Sunday, November 10, 2013

Can you analyze the second stanza if "I Wandered Lonely as a Cloud" and show the figures of speech in the poem?

William Wordsworth's poem "I Wandered Lonely as a Cloud", 1804, is a favorite among students and teachers because of its timeless themes of remembrance, the longing of people and things to be together, and the fondness to remember significant or inconsequential events in our lives.


The second stanza, rich in language and context is as follows:


          Continuous as the stars that shine
          And twinkle on the milky way,
          They stretched in never-ending line
          Along the margin of a bay:                                  
          Ten thousand saw I at a glance,
          Tossing their heads in sprightly dance.


The force of simile: the poem serves as an introduction to some simple (and other, not-so-simple) modes of poetic figuration. The second stanza begins with a simile (Continuous as the starts that shine) and moves into other kinds of comparisons such as "twinkle" and "line."
Wordsworth is solitary, but he is also part of a group.
In personification, he makes the daffodils dance as if an invitation (tossing their heads.)


The role of syntax in the the line "ten thousand I saw..." rather than "I saw ten thousand..." emphasizes the quantity and de-emphasizes him.
The role of personification: Wordsworth chooses to humanize (or personify) his daffodils, and we may wonder why.
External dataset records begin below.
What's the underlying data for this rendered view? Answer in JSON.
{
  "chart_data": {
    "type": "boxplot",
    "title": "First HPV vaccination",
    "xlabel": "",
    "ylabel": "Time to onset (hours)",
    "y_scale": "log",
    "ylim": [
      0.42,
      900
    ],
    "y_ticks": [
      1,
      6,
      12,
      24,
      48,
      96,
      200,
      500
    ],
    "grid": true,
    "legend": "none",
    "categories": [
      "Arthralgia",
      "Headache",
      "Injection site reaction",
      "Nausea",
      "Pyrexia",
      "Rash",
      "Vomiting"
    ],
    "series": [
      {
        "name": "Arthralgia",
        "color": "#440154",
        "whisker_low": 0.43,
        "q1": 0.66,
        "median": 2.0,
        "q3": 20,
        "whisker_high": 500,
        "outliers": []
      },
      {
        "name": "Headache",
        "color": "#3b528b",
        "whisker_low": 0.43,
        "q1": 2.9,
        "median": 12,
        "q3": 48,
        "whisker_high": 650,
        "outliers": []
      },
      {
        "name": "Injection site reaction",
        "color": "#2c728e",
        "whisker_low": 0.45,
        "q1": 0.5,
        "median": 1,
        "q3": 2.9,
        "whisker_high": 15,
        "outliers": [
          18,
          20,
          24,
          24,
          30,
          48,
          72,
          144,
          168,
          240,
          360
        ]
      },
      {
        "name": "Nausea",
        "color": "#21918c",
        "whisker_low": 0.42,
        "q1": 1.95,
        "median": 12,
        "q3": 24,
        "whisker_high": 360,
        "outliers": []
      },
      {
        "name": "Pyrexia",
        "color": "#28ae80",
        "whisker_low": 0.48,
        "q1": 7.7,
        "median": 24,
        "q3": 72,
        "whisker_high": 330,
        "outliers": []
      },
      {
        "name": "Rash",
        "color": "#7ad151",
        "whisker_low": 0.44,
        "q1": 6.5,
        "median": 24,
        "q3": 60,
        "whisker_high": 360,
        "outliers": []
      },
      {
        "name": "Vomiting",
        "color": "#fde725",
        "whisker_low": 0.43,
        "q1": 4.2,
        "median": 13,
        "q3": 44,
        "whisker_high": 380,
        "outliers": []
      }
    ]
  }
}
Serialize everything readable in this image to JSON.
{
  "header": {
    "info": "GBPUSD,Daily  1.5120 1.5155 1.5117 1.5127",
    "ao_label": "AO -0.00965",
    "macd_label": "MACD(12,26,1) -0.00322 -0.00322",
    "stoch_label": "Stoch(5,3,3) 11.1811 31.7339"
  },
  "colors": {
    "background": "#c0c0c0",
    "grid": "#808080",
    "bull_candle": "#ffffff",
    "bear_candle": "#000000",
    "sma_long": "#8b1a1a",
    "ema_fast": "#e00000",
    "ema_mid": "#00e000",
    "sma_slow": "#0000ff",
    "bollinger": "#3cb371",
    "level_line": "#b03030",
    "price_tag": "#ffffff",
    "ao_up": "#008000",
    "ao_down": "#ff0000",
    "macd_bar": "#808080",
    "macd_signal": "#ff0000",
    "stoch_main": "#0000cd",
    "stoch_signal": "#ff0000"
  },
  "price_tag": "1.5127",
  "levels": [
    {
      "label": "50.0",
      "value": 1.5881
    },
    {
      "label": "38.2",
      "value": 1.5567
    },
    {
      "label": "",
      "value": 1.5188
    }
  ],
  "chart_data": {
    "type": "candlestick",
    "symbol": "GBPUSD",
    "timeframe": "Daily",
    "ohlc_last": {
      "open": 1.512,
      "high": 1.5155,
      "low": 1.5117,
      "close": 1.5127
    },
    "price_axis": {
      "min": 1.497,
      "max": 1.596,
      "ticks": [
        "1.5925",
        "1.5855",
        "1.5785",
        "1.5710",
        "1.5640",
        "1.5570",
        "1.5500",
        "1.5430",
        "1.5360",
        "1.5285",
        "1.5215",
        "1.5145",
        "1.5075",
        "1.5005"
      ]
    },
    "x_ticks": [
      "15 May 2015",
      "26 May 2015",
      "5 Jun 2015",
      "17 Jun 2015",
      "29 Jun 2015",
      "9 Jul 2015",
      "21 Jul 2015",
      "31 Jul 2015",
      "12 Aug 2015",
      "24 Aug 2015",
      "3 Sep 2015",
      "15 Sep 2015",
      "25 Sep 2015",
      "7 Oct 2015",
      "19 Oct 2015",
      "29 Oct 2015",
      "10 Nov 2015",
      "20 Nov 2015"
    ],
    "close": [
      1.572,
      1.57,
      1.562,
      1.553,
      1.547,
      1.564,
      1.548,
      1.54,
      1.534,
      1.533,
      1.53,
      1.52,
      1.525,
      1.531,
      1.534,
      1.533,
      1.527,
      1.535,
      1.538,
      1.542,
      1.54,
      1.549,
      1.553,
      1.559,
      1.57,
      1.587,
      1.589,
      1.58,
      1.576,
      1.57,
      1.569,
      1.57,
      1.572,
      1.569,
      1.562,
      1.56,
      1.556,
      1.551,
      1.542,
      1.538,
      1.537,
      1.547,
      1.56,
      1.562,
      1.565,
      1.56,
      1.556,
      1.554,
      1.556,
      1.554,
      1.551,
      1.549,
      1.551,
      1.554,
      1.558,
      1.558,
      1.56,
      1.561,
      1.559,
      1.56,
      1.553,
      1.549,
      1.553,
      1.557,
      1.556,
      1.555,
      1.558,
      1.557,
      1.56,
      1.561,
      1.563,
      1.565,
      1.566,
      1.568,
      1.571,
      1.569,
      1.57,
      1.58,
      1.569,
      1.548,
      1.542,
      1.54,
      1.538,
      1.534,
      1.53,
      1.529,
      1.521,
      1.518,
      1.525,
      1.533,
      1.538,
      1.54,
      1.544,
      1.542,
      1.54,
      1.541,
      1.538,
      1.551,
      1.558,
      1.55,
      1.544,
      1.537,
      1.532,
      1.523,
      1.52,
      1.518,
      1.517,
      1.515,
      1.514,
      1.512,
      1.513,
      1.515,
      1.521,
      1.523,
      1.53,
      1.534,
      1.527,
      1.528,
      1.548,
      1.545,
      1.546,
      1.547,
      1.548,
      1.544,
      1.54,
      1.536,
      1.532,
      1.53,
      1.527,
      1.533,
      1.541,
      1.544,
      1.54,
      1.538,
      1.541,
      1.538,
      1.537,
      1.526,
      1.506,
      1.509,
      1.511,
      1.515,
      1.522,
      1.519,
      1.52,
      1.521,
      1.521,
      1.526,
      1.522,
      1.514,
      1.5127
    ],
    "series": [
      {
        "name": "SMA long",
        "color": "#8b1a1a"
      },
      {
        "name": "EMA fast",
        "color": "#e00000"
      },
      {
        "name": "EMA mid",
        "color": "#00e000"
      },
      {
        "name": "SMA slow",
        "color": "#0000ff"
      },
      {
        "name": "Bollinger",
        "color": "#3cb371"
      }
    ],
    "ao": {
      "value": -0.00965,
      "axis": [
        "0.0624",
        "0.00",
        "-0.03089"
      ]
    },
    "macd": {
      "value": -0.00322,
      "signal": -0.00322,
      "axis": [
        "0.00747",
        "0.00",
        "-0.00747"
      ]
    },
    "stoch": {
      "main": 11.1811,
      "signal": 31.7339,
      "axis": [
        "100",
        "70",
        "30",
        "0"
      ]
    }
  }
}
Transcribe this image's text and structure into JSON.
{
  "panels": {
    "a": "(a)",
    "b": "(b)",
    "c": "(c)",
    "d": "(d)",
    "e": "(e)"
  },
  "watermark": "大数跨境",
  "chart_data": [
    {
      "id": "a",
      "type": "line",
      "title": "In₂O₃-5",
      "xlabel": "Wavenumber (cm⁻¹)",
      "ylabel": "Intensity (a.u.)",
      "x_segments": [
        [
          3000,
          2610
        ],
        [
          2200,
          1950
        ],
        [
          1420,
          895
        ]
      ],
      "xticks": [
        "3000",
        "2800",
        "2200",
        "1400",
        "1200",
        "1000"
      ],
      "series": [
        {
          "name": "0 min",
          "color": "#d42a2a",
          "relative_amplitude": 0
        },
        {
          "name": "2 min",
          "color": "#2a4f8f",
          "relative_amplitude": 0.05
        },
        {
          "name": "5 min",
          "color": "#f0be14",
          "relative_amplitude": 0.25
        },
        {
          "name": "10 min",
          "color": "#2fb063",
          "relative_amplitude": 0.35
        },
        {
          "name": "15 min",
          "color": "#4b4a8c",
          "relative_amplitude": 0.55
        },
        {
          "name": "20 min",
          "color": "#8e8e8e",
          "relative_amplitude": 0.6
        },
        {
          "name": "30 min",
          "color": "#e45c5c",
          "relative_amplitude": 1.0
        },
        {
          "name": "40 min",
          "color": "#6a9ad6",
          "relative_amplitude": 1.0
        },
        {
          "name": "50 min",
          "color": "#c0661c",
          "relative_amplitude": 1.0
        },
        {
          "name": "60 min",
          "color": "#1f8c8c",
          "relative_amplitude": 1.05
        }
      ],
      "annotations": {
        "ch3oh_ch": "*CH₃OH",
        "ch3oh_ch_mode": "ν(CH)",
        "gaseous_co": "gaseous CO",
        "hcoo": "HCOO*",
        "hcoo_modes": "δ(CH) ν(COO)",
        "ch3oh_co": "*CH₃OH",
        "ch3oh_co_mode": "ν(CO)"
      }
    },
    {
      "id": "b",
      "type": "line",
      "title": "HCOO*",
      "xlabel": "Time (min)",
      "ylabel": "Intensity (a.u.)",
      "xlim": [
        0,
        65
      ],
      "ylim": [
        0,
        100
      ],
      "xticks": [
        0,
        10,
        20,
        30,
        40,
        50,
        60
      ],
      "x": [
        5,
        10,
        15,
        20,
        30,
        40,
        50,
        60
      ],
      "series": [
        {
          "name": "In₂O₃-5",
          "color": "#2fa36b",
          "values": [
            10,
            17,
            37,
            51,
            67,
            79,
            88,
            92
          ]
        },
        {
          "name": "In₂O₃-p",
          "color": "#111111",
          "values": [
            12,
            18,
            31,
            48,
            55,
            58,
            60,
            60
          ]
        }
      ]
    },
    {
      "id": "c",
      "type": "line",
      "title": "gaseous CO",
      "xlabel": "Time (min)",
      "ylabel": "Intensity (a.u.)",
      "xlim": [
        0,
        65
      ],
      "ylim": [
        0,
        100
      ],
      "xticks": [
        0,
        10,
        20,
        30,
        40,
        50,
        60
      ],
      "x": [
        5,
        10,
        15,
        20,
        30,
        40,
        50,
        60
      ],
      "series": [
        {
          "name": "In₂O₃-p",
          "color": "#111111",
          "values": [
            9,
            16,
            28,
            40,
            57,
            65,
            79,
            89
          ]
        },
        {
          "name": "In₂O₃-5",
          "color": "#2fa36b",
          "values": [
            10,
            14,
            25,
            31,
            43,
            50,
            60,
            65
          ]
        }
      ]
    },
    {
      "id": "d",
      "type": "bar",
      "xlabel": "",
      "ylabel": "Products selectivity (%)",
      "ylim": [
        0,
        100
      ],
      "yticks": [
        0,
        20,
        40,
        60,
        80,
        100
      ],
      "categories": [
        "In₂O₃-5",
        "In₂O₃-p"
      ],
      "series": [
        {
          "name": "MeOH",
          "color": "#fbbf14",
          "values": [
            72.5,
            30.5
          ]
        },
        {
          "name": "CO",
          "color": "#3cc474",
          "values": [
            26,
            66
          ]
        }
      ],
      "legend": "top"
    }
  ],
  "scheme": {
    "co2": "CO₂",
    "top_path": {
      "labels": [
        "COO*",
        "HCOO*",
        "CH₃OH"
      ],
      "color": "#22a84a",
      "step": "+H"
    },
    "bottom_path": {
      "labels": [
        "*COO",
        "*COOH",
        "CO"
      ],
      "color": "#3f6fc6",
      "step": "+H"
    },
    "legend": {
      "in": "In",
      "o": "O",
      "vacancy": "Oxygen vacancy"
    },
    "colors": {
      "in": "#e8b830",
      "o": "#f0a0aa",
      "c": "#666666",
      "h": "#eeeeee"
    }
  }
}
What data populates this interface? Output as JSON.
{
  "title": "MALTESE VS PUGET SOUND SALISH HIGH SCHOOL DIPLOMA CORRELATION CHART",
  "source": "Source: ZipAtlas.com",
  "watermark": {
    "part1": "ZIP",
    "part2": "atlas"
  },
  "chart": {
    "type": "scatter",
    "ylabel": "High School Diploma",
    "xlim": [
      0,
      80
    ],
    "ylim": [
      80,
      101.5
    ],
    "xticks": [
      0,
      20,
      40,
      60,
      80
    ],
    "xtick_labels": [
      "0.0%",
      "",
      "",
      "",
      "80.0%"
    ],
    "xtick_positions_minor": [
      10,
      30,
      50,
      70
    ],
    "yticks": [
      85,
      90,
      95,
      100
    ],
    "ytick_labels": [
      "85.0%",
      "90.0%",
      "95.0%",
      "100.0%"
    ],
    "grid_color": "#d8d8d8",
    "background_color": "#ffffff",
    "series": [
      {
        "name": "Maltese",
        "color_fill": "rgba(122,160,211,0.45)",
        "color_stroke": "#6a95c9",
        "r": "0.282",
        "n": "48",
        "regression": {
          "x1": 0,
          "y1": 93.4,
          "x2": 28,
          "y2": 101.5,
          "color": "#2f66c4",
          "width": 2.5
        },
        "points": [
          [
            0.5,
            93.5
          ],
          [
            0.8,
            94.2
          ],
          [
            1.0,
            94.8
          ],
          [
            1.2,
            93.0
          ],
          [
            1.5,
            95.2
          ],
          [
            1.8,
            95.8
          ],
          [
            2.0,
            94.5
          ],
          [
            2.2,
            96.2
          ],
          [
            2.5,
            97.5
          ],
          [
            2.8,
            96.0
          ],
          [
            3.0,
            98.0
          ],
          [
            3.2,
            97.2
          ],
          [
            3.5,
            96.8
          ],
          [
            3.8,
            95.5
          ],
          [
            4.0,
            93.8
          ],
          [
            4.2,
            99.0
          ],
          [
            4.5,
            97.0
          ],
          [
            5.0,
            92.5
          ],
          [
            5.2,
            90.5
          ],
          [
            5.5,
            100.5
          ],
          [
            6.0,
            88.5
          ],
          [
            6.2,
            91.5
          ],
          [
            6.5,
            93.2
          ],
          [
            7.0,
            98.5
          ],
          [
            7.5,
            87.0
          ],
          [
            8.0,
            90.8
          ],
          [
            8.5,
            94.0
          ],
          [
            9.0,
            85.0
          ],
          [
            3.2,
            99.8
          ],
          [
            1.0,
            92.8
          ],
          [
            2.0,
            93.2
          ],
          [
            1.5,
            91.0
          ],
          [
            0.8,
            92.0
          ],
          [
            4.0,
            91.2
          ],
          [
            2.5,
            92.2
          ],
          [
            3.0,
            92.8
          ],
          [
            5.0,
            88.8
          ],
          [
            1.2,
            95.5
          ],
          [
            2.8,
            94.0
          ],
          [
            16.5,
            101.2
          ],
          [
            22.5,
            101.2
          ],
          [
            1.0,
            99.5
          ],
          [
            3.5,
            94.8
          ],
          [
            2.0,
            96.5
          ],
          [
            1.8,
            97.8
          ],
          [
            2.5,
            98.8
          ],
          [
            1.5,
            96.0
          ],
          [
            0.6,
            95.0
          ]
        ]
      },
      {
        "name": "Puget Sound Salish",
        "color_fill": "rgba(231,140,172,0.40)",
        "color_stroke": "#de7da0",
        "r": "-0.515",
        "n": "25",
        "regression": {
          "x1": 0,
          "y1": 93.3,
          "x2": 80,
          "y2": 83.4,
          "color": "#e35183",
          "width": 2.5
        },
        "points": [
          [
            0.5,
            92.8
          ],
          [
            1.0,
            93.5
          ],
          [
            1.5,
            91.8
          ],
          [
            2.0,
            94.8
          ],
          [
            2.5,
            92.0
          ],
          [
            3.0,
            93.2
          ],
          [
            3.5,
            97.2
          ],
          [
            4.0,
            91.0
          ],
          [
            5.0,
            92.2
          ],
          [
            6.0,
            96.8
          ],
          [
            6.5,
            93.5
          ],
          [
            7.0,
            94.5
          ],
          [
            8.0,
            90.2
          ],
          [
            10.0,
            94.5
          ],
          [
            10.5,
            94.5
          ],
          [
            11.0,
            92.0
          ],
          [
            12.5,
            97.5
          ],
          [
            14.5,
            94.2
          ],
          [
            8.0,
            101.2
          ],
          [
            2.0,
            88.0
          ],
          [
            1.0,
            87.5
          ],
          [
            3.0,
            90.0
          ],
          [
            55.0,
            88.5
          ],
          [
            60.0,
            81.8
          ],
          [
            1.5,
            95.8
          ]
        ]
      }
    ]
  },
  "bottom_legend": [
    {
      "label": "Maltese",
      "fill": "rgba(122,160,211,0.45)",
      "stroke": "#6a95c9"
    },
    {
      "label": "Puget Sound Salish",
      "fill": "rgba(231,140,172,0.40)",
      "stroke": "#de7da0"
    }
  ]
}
There is a continual exchange between him and his flowers, as he surveys his position by comparison with theirs.
Importance of repetition and variation: One thing we notice is that many of the poem's opening details are repeated, though with variation, in subsequent stanzas, and we must determine the force of such repetition.
Wordsworth also includes—and in some cases repeats—references to the four classical elements: air, earth, fire,
The words "dance" or "dancing" appear in all four stanzas.
Overall unity: the poem not only recounts, but also dramatizes, the workings of the human mind (one of Wordsworth's great themes) and makes an important statement about memory.